Fotografía

Fotografía: Marisol Zurita Aguilera. Isla de Chiloé. Chile.

Ensayo: Bienvenido Junio… de Gustavo Löbig Martínez

 

 

Gustavo Löbig Martínez (Venezuela, 1962)

Bienvenido Junio…

 

Gustavo Löbig Martínez

 

Bienvenido Junio, y con él llegamos a la mitad de este año fugaz. En los comentarios del post de abril Martha Gloria Dávila-Alonso me propuso escribir sobre los ciclos y Elizabeth Nienstadt sugirió que hablase de la vulnerabilidad. Luego otras dos personas, que no nombro pues están pasando por situaciones difíciles, pidieron respectivamente por mensaje privado que escribiera sobre la conciencia y el cambio. El post de este mes se basa en esos cuatro temas, fáciles de relacionar porque en la vida todo está conectado -como los engranajes de un mecanismo o las piezas de un reloj- para que nos movamos y avancemos. Por su extensión dividí el texto en dos partes, la de hoy y la que publicaré mañana.

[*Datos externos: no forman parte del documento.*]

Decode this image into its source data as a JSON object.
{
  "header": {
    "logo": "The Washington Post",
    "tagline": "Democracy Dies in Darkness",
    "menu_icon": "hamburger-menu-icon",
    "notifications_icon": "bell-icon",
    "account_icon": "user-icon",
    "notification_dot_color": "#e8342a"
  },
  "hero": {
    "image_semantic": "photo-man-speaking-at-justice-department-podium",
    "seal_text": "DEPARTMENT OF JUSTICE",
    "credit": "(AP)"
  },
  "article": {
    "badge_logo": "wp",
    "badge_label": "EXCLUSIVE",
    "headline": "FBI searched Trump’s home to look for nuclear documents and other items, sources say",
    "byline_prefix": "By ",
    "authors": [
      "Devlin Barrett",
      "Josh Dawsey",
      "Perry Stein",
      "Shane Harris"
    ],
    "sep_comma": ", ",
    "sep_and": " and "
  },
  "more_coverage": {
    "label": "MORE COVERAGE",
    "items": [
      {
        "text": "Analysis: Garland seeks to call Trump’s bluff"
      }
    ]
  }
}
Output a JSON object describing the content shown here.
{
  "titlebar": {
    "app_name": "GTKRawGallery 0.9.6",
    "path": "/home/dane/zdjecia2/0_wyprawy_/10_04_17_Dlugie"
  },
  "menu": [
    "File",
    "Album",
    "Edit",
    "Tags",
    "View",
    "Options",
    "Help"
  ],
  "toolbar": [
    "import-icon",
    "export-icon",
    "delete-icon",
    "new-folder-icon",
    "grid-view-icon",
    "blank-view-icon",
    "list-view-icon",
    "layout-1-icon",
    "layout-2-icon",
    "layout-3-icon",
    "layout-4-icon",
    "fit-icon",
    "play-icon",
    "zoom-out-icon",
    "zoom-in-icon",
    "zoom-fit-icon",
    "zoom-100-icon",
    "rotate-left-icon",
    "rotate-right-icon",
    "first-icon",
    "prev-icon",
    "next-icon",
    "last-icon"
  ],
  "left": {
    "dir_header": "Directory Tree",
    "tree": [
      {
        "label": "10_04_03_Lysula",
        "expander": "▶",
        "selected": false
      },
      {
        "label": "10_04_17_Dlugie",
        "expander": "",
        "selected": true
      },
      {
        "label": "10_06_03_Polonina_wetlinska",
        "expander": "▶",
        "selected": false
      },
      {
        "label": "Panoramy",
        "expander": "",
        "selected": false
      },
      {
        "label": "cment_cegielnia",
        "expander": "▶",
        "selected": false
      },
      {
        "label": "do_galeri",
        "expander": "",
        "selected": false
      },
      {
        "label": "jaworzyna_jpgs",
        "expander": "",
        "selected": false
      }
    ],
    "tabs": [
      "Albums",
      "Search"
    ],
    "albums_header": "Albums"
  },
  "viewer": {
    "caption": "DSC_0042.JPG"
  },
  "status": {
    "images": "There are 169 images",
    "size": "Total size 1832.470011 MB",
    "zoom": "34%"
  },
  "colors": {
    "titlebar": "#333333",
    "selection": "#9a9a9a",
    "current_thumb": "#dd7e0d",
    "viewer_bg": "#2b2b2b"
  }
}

La palabra ciclo proviene del griego κύκλος (kyklos = rueda, círculo), y define la secuencia de fases por las que pasa un acontecimiento, un fenómeno natural o un ser hasta alcanzar un estado a partir del cual dichas etapas vuelven a repetirse en el mismo orden. Vulnerabilidad (del latín “vulnus”, que significa herida, golpe, desgracia o aflicción) indica el grado de indefensión o posibilidad de resultar lastimada que tiene una criatura al relacionarse con otra o al enfrentar un peligro. La vulnerabilidad de un bebé humano es absoluta y se prolonga más que la de cualquier animal, de ahí que el hombre haya inventado armas terriblemente destructivas para defenderse en un ambiente que percibe, es o ha hecho hostil.

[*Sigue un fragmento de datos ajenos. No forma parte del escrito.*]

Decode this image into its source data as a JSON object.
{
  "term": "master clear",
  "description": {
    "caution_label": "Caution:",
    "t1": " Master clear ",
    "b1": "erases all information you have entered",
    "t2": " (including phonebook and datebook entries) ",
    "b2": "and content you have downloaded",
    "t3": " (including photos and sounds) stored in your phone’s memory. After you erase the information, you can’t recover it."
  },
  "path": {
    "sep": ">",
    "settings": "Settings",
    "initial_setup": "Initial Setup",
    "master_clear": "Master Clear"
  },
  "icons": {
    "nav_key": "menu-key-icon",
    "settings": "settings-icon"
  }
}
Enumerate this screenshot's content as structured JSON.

El ciclo completo de la vida humana pasa por siete fases: nacimiento, infancia, niñez, adolescencia, adultez, vejez y muerte física. Conforme crece, el principal objetivo de la persona es sobrevivir y, en la medida de sus posibilidades, alcanzar el máximo de seguridad, bienestar y autonomía por medio del desarrollo de habilidades y recursos personales y sociales muy variados. Este enfoque de la vida, centrado en la supervivencia, el placer y el poder, ha convertido al ser humano en el mayor depredador del planeta y de su propia especie.

Pero no todos los humanos son predominantemente inconscientes y depredadores. Ninguna de las personas que amo lo es, y tampoco una anciana que conozco hace tiempo, cuya queja habitual desde joven es que esta vida es demasiado dura y ella muy blandita, aunque se conserva fuerte y por eso sigue siendo solidaria con los más indefensos. Como ella, muchos llegamos a viejos sin haber desarrollado habilidades como la astucia, el fingimiento o la violencia física, entre otros recursos defensivos bastante comunes; eso hace de nuestra longevidad un milagro, sobre todo si hemos pasado por situaciones con riesgo de muerte que inexplicablemente superamos sin mayor daño. Quizás existen entidades que velan por la supervivencia de unos y no de otros, por una razón que desconocemos y a la que llamamos suerte o destino a falta de un nombre mejor. Según Borges, algo, que ciertamente no se nombra con la palabra azar, rige en estos casos.

Cada persona cree único y especial su ciclo de vida, aunque sea el mismo para todas y uno más dentro de los ciclos de la naturaleza. En estos puede cambiar el protagonista, pero no el proceso. Marcan la existencia de ríos y bosques, montañas y glaciares, estrellas y arrecifes, naciones y clima, dominan los procesos biogeoquímicos y de los nutrientes, y en cada ciclo lo estático forma parte del cambio. La gente en los países con cuatro estaciones sabe que en primavera brotan las flores y en invierno cae la nieve. Los que viven junto al mar o grandes ríos como el Nilo se rigen por el vaivén de la marea, quienes viven en zonas afectadas más de una vez por incendios o inundaciones los recuerdan y actúan en consecuencia. En todas partes el día sigue a la noche, hasta en los círculos polares donde cada uno dura seis meses.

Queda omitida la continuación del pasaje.